Hi

What cell-line is your interest?

Anyway it is recommended to use at least to reference genes for a qPCR experiment ( DOI:10.1373/clinchem.2008.112797).

Hello Elisa E. Córdoba

The selection of housekeeipng gene depends on your gene of interest, if it is organelle specific or cytosolic or membrane protein or nuclear protein. For the cellular or cytosolic protein, 16S rRNA or GAPDH or tubulin or beta-actin can be suitable option; for nuclear protein, you can use TBP or Histone (H2B or H3) or laminin B1; depends on the type of your experimental genes of interest. Find out the attachments.

Best regards.

There is no "best" reference gene, there are only reference genes that are stable under your experimental conditions/groups which need to be determined empirically. You should take several candidate genes and run a reference gene stability study to determine which genes are suitable for your study. I would suggest that these genes are somewhat abundant as late Ct genes may have large deviations which would make them hard to quantify. Two of the most popular methods include NormFinder and GeNorm though other methods exist. I would not rely on GAPDH and B-actin as these genes can be unstable in your experimental group so never make the assumption that they are unless you have shown it to be so.

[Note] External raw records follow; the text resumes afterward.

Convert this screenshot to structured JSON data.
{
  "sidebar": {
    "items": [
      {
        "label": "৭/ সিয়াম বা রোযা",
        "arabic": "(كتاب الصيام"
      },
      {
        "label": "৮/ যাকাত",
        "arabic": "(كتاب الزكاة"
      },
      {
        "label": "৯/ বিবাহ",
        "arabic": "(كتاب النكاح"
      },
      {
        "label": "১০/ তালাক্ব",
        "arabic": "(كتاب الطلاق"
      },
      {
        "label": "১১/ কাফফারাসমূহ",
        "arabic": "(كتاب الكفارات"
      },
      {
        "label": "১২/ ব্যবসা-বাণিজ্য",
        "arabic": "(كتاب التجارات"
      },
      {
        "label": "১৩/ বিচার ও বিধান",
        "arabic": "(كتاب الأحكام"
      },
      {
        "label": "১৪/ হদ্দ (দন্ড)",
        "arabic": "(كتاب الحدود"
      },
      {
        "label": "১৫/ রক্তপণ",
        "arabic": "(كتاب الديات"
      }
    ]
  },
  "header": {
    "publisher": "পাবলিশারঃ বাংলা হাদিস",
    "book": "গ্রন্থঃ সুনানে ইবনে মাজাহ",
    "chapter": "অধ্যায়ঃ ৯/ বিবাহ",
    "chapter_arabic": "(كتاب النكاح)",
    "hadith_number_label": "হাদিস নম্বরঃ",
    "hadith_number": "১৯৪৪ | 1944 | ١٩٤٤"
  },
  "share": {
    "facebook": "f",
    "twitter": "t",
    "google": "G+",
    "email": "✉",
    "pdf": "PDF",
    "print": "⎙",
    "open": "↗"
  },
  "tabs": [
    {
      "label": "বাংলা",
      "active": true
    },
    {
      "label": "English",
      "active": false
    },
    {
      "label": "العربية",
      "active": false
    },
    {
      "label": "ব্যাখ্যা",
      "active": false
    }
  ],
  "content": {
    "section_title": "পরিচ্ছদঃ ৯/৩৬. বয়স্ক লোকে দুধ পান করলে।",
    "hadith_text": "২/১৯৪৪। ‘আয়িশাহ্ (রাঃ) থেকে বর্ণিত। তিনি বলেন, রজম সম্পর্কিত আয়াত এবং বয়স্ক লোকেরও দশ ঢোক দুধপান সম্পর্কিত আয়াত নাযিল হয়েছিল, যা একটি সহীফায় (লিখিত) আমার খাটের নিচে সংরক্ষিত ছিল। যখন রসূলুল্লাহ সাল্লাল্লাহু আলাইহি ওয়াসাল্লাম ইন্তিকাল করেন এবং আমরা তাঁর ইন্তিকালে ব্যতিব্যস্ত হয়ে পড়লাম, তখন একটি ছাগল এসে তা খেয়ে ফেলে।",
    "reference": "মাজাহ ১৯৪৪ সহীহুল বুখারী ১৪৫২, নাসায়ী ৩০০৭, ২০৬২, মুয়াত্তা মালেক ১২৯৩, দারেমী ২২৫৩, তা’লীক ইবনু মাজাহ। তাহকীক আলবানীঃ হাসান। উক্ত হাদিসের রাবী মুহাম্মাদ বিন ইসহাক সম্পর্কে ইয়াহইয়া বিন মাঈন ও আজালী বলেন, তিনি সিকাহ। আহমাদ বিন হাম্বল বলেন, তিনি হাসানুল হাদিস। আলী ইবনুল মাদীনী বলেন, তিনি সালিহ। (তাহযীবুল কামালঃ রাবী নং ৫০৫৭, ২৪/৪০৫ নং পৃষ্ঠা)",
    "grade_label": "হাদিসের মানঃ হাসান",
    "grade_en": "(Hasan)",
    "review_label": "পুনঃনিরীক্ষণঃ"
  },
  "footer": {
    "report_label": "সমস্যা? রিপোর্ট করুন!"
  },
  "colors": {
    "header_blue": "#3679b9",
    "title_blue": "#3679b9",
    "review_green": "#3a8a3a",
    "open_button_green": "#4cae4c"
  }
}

https://www.gene-quantification.de/stra.html

I recommend you this database "Housekeeping and Reference Transcript Atlas" (www.housekeeping.unicamp.br) for human and mouse candidate reference transcripts. It offers tissue/cell (102 human tissues and 22 mouse tissues at this moment) selective candidate reference transcripts for qPCR normalization. Interestingly, some validated ready to use primers are also available in this database.